We have $rank(A) \le 3$, else $\det A \neq 0$. From the fact that the cofactor is not the null matrix, we know $rank\; A \ge 3$. To see this, suppose towards a contradiction that $rank(A)<3$, then the column space of $A$ is spanned by no more than two of its columns. Then the column space of any minor of $A$ is also spanned by two columns, hence the determinant of any minor is zero and the cofactor of $A$ is null.

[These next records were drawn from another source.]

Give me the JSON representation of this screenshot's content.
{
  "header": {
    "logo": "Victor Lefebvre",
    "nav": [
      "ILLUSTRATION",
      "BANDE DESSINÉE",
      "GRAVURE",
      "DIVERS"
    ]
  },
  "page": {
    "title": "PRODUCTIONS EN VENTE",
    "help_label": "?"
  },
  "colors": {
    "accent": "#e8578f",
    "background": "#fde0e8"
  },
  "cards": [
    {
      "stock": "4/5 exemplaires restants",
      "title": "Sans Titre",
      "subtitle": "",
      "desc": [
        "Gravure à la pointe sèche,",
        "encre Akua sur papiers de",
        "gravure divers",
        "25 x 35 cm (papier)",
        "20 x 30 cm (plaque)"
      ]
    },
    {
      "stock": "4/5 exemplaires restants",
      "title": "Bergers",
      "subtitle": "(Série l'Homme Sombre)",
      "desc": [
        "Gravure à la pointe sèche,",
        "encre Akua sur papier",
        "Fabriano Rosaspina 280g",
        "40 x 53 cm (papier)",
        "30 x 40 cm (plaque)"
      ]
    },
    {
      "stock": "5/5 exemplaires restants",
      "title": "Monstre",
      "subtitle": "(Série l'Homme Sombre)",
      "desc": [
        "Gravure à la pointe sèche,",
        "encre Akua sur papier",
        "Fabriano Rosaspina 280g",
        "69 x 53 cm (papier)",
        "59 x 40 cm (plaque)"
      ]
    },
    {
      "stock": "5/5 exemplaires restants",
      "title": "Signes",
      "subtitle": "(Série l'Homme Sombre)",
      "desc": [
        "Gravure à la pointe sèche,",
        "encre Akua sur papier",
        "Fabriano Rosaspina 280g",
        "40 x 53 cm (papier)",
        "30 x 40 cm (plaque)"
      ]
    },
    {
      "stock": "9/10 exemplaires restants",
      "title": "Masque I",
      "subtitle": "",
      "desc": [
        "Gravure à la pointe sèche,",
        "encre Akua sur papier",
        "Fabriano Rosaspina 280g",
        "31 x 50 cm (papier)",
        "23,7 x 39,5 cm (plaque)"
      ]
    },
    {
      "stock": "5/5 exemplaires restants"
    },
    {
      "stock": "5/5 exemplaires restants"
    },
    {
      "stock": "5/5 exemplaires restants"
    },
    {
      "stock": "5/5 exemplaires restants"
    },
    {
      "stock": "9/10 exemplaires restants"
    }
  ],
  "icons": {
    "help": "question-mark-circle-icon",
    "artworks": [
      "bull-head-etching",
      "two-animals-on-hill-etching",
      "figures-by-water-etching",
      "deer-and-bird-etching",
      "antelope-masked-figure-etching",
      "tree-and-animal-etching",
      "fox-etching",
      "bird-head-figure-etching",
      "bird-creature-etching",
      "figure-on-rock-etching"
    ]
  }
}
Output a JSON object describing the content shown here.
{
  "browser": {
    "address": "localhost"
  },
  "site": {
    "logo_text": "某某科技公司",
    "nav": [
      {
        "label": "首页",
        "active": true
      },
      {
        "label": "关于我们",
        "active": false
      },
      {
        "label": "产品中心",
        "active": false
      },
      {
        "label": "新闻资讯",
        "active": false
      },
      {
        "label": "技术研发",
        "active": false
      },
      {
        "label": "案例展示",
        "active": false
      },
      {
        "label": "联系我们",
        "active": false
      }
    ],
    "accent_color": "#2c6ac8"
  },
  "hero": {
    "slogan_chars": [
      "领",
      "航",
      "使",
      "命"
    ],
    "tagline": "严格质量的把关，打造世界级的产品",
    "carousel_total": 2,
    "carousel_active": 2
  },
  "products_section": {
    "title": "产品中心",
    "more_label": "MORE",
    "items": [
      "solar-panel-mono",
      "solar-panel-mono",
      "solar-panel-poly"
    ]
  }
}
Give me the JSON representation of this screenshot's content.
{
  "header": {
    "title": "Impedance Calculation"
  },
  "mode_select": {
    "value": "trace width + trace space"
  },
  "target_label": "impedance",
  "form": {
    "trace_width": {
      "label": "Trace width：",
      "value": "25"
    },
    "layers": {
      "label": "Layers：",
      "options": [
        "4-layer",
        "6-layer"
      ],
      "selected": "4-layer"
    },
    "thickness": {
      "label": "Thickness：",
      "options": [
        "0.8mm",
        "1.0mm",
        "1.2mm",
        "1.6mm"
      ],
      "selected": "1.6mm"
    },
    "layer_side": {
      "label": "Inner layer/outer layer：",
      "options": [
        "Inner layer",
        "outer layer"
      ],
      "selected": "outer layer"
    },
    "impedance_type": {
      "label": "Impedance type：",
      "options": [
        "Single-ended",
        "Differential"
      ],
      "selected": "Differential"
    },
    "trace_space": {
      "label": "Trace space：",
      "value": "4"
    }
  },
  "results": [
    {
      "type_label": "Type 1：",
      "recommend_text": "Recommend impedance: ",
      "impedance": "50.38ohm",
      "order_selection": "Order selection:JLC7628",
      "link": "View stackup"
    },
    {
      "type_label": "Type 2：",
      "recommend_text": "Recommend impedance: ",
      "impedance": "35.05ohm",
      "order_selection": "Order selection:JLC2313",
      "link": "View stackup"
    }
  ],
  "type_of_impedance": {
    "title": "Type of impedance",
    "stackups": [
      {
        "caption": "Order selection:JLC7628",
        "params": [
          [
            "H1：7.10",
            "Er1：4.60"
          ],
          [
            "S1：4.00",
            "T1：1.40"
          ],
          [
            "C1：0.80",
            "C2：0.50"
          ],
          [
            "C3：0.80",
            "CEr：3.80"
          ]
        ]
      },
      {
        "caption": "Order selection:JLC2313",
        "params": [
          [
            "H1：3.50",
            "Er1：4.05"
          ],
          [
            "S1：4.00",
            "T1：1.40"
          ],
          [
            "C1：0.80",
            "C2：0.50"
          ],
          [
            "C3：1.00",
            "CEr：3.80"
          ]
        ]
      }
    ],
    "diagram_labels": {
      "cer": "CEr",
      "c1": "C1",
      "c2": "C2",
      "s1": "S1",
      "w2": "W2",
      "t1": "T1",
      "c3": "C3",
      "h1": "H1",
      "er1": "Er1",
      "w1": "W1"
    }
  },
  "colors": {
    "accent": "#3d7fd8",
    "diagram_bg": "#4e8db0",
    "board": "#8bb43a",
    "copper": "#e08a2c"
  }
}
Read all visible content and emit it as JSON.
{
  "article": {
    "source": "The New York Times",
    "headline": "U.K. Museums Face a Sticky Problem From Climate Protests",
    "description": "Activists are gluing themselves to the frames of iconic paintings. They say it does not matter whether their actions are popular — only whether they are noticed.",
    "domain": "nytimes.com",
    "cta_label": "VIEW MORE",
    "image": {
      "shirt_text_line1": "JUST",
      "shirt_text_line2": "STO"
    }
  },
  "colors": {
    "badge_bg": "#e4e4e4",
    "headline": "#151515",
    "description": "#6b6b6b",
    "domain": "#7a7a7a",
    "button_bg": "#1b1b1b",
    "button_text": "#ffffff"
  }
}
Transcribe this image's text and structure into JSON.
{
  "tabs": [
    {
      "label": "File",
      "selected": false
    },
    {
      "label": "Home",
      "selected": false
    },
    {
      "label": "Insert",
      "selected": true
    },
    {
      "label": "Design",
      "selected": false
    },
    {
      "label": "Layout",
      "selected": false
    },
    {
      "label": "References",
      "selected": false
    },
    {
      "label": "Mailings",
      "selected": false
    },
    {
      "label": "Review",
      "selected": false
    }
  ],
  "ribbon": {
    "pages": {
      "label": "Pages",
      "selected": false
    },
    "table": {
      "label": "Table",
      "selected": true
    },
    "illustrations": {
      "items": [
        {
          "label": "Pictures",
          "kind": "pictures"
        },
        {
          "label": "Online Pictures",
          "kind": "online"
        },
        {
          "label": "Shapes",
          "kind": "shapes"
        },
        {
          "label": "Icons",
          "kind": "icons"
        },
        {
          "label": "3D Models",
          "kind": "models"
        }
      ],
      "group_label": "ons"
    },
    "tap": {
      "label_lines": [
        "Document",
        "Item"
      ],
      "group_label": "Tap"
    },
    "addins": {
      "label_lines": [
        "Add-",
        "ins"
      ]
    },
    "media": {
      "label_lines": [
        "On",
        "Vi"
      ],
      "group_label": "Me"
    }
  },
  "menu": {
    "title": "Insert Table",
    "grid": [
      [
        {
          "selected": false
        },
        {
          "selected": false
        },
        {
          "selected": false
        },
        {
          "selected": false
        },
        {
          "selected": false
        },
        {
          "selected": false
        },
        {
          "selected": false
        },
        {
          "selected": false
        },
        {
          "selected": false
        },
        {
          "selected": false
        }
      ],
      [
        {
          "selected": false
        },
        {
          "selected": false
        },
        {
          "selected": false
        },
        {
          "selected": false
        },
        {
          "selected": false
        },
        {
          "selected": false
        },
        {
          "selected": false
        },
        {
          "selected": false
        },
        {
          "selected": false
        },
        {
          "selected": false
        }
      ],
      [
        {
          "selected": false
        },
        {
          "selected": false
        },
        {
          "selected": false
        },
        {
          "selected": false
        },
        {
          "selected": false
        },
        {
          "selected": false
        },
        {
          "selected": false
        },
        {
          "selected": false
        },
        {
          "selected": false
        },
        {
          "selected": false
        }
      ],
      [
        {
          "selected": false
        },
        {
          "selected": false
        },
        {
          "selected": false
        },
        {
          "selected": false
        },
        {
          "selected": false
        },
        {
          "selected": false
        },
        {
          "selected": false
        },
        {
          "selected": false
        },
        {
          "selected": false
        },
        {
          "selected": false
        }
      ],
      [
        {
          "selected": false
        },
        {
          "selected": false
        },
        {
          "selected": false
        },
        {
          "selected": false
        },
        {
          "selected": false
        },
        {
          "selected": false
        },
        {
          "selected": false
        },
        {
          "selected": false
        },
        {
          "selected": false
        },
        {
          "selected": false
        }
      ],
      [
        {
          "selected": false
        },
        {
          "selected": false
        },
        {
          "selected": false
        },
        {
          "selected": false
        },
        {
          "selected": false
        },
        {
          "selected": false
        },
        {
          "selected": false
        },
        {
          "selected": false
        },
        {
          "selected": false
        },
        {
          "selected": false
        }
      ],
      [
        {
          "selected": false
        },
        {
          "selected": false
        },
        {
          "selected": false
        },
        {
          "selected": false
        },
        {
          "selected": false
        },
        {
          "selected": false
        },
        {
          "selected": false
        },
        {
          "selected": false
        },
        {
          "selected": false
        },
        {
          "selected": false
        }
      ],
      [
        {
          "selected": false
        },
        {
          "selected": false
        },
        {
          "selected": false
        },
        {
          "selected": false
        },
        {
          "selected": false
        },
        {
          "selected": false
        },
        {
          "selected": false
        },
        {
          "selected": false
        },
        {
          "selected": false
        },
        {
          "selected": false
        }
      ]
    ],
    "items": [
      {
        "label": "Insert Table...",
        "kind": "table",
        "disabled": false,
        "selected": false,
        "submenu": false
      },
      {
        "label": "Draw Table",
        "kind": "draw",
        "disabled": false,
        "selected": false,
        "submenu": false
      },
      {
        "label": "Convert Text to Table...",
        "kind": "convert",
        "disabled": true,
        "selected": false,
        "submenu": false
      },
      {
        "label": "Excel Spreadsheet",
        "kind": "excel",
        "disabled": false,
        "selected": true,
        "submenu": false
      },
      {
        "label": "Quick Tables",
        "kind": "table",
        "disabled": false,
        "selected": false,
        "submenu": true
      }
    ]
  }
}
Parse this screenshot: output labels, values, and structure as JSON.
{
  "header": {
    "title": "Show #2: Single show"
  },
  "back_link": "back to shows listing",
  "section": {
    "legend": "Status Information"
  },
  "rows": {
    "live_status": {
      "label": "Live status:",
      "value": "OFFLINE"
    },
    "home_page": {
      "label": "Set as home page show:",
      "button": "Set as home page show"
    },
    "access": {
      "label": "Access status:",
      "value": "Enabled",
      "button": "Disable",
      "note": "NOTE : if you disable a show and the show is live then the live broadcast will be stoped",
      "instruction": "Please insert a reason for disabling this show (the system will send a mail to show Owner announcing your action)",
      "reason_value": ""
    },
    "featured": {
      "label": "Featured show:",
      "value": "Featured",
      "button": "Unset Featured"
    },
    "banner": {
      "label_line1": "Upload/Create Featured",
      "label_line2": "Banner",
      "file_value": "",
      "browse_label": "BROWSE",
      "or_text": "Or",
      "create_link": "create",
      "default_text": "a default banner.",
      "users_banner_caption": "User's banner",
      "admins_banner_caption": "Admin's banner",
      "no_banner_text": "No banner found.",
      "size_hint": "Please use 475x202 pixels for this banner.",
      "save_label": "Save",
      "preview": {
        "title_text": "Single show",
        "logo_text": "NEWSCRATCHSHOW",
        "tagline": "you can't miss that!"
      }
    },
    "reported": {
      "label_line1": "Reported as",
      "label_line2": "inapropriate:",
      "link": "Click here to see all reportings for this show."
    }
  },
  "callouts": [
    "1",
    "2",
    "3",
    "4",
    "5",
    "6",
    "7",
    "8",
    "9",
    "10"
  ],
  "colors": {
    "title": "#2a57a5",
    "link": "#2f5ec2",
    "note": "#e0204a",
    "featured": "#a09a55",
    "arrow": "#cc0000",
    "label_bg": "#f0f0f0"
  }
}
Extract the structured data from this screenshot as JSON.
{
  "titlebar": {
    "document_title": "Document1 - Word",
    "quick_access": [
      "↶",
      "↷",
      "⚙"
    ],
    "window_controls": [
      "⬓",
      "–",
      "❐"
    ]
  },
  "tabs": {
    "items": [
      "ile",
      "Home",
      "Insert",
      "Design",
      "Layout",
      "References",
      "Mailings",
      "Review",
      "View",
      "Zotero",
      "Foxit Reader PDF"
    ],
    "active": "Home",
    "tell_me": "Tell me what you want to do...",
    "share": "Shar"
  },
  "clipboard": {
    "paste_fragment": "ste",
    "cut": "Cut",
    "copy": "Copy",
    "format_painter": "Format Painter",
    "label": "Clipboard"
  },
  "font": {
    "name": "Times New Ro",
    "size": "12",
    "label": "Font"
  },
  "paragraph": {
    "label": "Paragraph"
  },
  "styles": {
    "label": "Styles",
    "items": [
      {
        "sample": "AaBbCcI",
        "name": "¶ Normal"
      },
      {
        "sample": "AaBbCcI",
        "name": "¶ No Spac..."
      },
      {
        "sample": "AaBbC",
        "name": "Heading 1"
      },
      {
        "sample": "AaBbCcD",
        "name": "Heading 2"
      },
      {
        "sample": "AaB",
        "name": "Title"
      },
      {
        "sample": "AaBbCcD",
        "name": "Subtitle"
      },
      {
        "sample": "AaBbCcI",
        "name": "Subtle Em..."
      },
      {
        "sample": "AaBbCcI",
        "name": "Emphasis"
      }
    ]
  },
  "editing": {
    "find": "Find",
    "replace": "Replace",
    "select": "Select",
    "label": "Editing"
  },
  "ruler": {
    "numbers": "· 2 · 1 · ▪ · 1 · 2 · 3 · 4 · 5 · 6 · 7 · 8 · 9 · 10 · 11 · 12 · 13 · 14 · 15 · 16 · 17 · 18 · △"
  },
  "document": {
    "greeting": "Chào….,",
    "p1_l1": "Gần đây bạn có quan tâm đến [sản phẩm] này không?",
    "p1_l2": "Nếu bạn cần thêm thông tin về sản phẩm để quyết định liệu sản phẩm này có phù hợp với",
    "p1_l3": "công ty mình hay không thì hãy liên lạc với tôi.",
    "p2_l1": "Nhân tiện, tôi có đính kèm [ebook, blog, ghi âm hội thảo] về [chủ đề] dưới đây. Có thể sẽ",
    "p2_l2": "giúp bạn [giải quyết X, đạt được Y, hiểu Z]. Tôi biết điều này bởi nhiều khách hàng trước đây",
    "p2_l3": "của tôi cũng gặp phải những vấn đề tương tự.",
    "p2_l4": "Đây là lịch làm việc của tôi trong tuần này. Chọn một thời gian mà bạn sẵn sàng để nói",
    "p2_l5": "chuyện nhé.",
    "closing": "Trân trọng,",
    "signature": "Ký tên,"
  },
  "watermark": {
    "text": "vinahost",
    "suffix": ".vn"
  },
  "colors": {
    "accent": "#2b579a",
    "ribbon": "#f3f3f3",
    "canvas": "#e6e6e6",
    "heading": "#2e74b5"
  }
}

See if you can generalize this argument to show any determinant 0 $n\times n$ matrix with non-zero cofactor has rank $n-1$.
Your immediate question has been answered but a closely related useful fact is that for any $n\times n$ matrix $A$ with $n\ge 2$, $$\mathop{\mathrm{rank}}(\mathop{\mathrm{adj}}A)=\begin{cases} n&\text{if }\mathop{\mathrm{rank}}A=n\\ 1&\text{if }\mathop{\mathrm{rank}}A=n-1\\ 0&\text{if }\mathop{\mathrm{rank}}A\le n-2 \end{cases}\tag{1}$$ So the rank of the adjugate drops off very quickly. In your case the only possibility is $\mathop{\mathrm{rank}}A=n-1$.
One way of proving (1) is using Jacobi's identity which says $$(\mathop{\mathrm{adj}}A)^{(k)}=(\det A)^{k-1}D(A^{(n-k)})\tag{2}$$ where $M^{(k)}$ denotes the $k$-th compound power of $M$, and $D$ is the Poincaré dual map. Then (1) follows since the rank of $M$ is the largest $r$ for which $M^{(r)}\ne 0$.